Poseł Anna Maria Żukowska:

    Pani Marszałek! Wysoka Izbo! Droga Prawico, bo szczególnie do was się zwracam! Jesteście hipokrytami, jesteście bardzo głęboko zakamuflowanymi hipokrytami. Patrzę na pana kandydata na RPO, bo ciekawe, co by pan robił, gdyby pan nim został. Na szczęście to się nie zrealizowało.

    Mówicie, że jesteście za życiem, mówicie o prawie do życia, mówicie o zabijaniu ludzi, tak jak pan poseł Jabłoński. Chciałabym zrozumieć prawicę, tzn. co wy chcecie powiedzieć ludziom, co wy chcecie powiedzieć Polkom przy użyciu tych argumentów. Chcecie powiedzieć, że tak naprawdę pragniecie używania art. 148 Kodeksu karnego, czyli skazywania kobiet na karę pozbawienia wolności od lat 10 do dożywocia. To chcecie powiedzieć. Bo jeżeli dla was...

    (Wypowiedź poza mikrofonem)

    Przepraszam bardzo, pan jest prawnikiem, to jest konsekwencja, to jest logika prawnicza.

    Jeżeli taka jest wasza definicja, jeżeli wy uważacie, że to jest to samo, że płód ma mieć takie same prawa i że to jest zabijanie itd., to rozumiem, że za zabójstwo jest kara taka jak przewidziana w Kodeksie karnym za zabójstwo. To po prostu jest fakt, o którym nie chcecie powiedzieć ludziom, bo jakbyście powiedzieli: chcemy tak naprawdę wsadzać kobiety do więzienia za aborcję na karę od 10 lat do dożywocia, to by było spójne logicznie, to by było prawdziwe na gruncie waszych argumentów.
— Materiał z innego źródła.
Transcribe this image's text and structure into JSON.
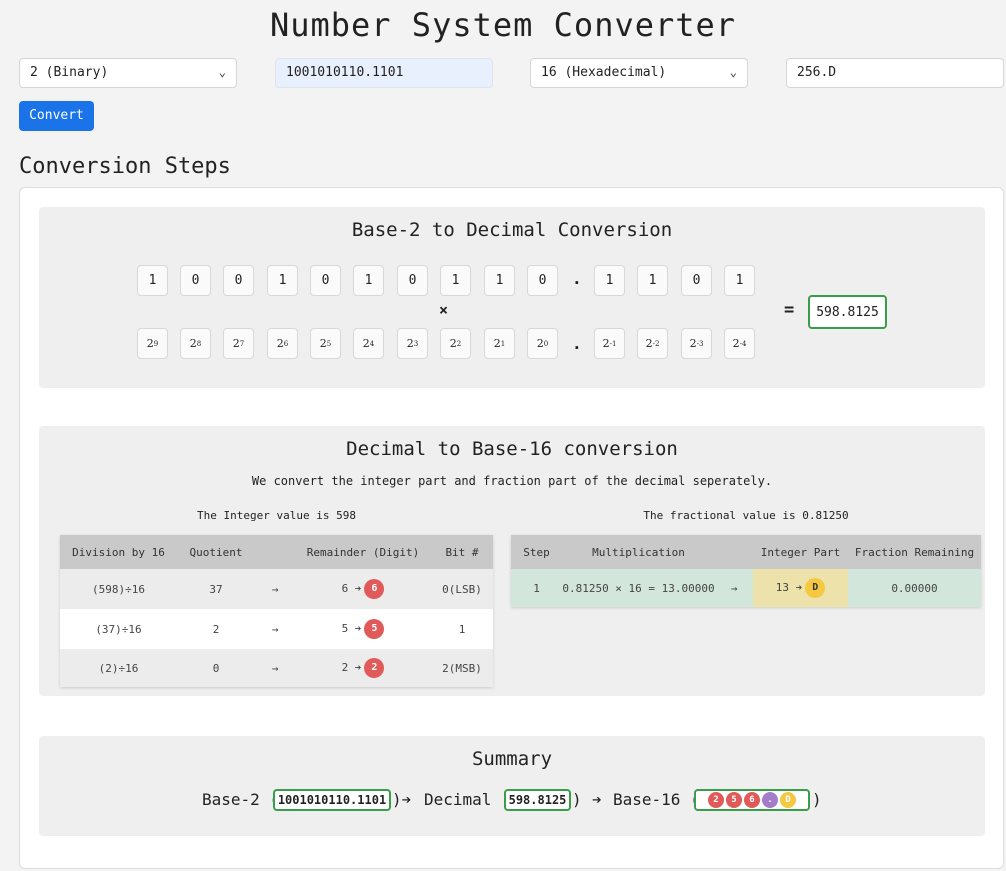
{
  "header": {
    "title": "Number System Converter"
  },
  "controls": {
    "from_base": "2 (Binary)",
    "input_value": "1001010110.1101",
    "to_base": "16 (Hexadecimal)",
    "output_value": "256.D",
    "convert_label": "Convert"
  },
  "steps_title": "Conversion Steps",
  "to_decimal": {
    "title": "Base-2 to Decimal Conversion",
    "digits": [
      "1",
      "0",
      "0",
      "1",
      "0",
      "1",
      "0",
      "1",
      "1",
      "0",
      ".",
      "1",
      "1",
      "0",
      "1"
    ],
    "powers": [
      {
        "base": "2",
        "exp": "9"
      },
      {
        "base": "2",
        "exp": "8"
      },
      {
        "base": "2",
        "exp": "7"
      },
      {
        "base": "2",
        "exp": "6"
      },
      {
        "base": "2",
        "exp": "5"
      },
      {
        "base": "2",
        "exp": "4"
      },
      {
        "base": "2",
        "exp": "3"
      },
      {
        "base": "2",
        "exp": "2"
      },
      {
        "base": "2",
        "exp": "1"
      },
      {
        "base": "2",
        "exp": "0"
      },
      {
        "base": "2",
        "exp": "-1"
      },
      {
        "base": "2",
        "exp": "-2"
      },
      {
        "base": "2",
        "exp": "-3"
      },
      {
        "base": "2",
        "exp": "-4"
      }
    ],
    "times_symbol": "×",
    "dot_symbol": ".",
    "equals_symbol": "=",
    "result": "598.8125"
  },
  "from_decimal": {
    "title": "Decimal to Base-16 conversion",
    "description": "We convert the integer part and fraction part of the decimal seperately.",
    "integer_caption": "The Integer value is 598",
    "fraction_caption": "The fractional value is 0.81250",
    "integer_table": {
      "headers": [
        "Division by 16",
        "Quotient",
        "",
        "Remainder (Digit)",
        "Bit #"
      ],
      "rows": [
        {
          "division": "(598)÷16",
          "quotient": "37",
          "arrow": "→",
          "remainder": "6 ➔",
          "digit": "6",
          "bit": "0(LSB)"
        },
        {
          "division": "(37)÷16",
          "quotient": "2",
          "arrow": "→",
          "remainder": "5 ➔",
          "digit": "5",
          "bit": "1"
        },
        {
          "division": "(2)÷16",
          "quotient": "0",
          "arrow": "→",
          "remainder": "2 ➔",
          "digit": "2",
          "bit": "2(MSB)"
        }
      ]
    },
    "fraction_table": {
      "headers": [
        "Step",
        "Multiplication",
        "",
        "Integer Part",
        "Fraction Remaining"
      ],
      "rows": [
        {
          "step": "1",
          "multiplication": "0.81250 × 16 = 13.00000",
          "arrow": "→",
          "integer_part": "13 ➔",
          "digit": "D",
          "remaining": "0.00000"
        }
      ]
    }
  },
  "summary": {
    "title": "Summary",
    "from_label": "Base-2 (",
    "from_value": "1001010110.1101",
    "close_paren_arrow": ")➔",
    "decimal_label": "Decimal (",
    "decimal_value": "598.8125",
    "close_paren": ")",
    "arrow": "➔",
    "to_label": "Base-16 (",
    "result_digits": [
      "2",
      "5",
      "6",
      ".",
      "D"
    ],
    "end_paren": ")"
  },
  "colors": {
    "accent": "#1a73e8",
    "success_border": "#3a9d4a",
    "badge_red": "#e05a5a",
    "badge_yellow": "#f5c842",
    "badge_purple": "#a57cc9"
  }
}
Ale boicie się powiedzieć czegoś takiego, boicie się prawdy.

    (Poseł Grzegorz Braun: Rozważymy to.)

    Gadacie te bzdury, robicie sobie zdjęcia, przynosicie plakaty przedstawiające różowego dzidziusia. I jeżeli bylibyście konsekwentni, to powiedzielibyście to otwarcie Polkom, że chcecie, żeby było przynajmniej tak jak w Salwadorze, gdzie za usunięcie ciąży grozi 30 lat pozbawienia wolności. To jest to, do czego tak naprawdę dążycie tymi argumentami. I nie mydlcie ludziom oczu, szczególnie kobietom, bo właśnie to jest to, czego byście chcieli, tylko umywacie od tego ręce i mówicie: Nie, my tutaj jesteśmy za życiem. Ale co to znaczy? Tego, kto to życie, według was odbiera, czyli kobiet, nie chcecie karać, nie. To jest pełen obraz waszej prawicowej hipokryzji.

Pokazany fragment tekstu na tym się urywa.